Curry v. Falkner

51 Ala. 564 | Ala. | 1874

B. F. SAFFOLD, J.

Error is shown in the decree pro confesso against the non-resident, Curry. The proper execution of an order of publication is specifically sét out in the 22d rule of chancery practice. R. C. p. 826. One of the essential requisites is, that a copy of the order shall be sent by mail to the defendant, where his residence is shown by the bill or affidavit, within twenty days from the making of said order. The authority to make the order is dependent upon the affidavit of the complainant, or his agent, which must state, not alone the affiant’s belief of the non-residence of the defendant, but of his age, whether over or under twenty-one years, and his residence, or that they are unknown. The affidavit in this case recites, that the affiant “ knows from reputation, and believes, that he (Curry) settled in the State of Texas, and has ever since remained there,” &c.; but says nothing more definite as to his place of residence, or whether it is known to him or not. Neither the order of publication, nor the decree pro confesso, presents any evidence that notice was attempted to be given to Curry by mail, or that his place of residence was unknown. The defendant, Curry, was entitled to notice by mail, if the complainant knew his place of residence. If it was not known, it ought to have been so stated in the affidavit. The 22d rule requires it.

Whether Curry was an indispensable party or not, he was a proper party; and the complainant having elected to join him, he cannot now avoid the consequences of a defective service. Batre v. Auze, 5 Ala. 173.

The testimony is indefinite, and contradictory. It is not shown whether Kent made a deed to Curry or not. But perhaps the presumption would be, that he did. Wise says, he *566was surety on both of the notes given by Curry to Kent for the purchase-money, and that each was for $1,200, one of which Curry exhibited, and surrendered to him as paid, when he purchased from him; and the other he subsequently paid by agreement with Curry. If this be so, his claim to be considered a purchaser without notice is made out, as there is no evidence to the contrary. But Kent, agreeing with him in respect to the second note, says, that the first mentioned was for $1,000, which he gave up to Curry in lieu of two others each for $500 executed under an agreement between them.

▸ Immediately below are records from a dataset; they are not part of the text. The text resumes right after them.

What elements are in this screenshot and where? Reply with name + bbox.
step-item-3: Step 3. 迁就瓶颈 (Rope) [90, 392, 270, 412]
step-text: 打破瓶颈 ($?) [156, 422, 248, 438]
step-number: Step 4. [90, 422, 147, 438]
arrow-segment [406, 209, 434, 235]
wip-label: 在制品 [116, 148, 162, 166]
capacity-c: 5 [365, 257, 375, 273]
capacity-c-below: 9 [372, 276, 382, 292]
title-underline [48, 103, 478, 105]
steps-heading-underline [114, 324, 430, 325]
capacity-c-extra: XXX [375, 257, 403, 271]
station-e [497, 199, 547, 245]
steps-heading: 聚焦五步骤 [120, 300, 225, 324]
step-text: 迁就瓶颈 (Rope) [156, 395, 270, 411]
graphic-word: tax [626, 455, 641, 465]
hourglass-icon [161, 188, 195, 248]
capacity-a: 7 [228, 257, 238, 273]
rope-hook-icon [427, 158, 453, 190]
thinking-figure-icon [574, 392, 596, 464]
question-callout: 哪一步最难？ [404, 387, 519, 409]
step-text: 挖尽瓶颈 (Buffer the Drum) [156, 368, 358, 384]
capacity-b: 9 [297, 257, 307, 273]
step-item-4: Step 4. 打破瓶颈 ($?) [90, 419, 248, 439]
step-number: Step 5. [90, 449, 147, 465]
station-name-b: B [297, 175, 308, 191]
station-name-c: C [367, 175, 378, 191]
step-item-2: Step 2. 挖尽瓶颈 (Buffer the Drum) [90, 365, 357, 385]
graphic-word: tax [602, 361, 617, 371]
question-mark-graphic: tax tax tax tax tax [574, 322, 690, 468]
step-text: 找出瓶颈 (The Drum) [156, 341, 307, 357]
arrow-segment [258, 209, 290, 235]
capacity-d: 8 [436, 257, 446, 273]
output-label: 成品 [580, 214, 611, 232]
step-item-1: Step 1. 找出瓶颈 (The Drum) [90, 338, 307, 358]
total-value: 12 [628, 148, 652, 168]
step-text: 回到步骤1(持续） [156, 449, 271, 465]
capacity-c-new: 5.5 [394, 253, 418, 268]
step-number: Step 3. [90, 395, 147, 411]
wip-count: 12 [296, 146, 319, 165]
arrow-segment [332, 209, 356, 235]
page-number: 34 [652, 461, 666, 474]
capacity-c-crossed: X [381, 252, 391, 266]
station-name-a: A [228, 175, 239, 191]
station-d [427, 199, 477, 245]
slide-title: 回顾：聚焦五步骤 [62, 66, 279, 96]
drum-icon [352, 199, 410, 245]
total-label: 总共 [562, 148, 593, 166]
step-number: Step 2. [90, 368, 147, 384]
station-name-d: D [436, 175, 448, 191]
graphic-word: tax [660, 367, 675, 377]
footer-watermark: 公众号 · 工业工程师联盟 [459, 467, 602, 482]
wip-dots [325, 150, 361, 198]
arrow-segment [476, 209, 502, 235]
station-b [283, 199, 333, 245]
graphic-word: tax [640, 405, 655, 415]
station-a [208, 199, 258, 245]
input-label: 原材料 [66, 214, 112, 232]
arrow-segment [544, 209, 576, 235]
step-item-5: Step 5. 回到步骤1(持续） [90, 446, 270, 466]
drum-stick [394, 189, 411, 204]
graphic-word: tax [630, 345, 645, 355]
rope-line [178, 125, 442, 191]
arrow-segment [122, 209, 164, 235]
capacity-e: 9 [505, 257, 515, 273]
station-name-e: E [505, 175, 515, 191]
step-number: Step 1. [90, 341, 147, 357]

The inference from his testimony is, that this first note of $1,000 was without surety, though he does not expressly say so. What has become of the other $500 note? What did Wise do with the $1,200 note turned over to him by Curry, in proof of its payment? As the decree must be reversed for want of proper notice to the defendant, Curry, perhaps, on another hearing, the testimony may be made more satisfactory.

The decree is reversed, and the cause remanded.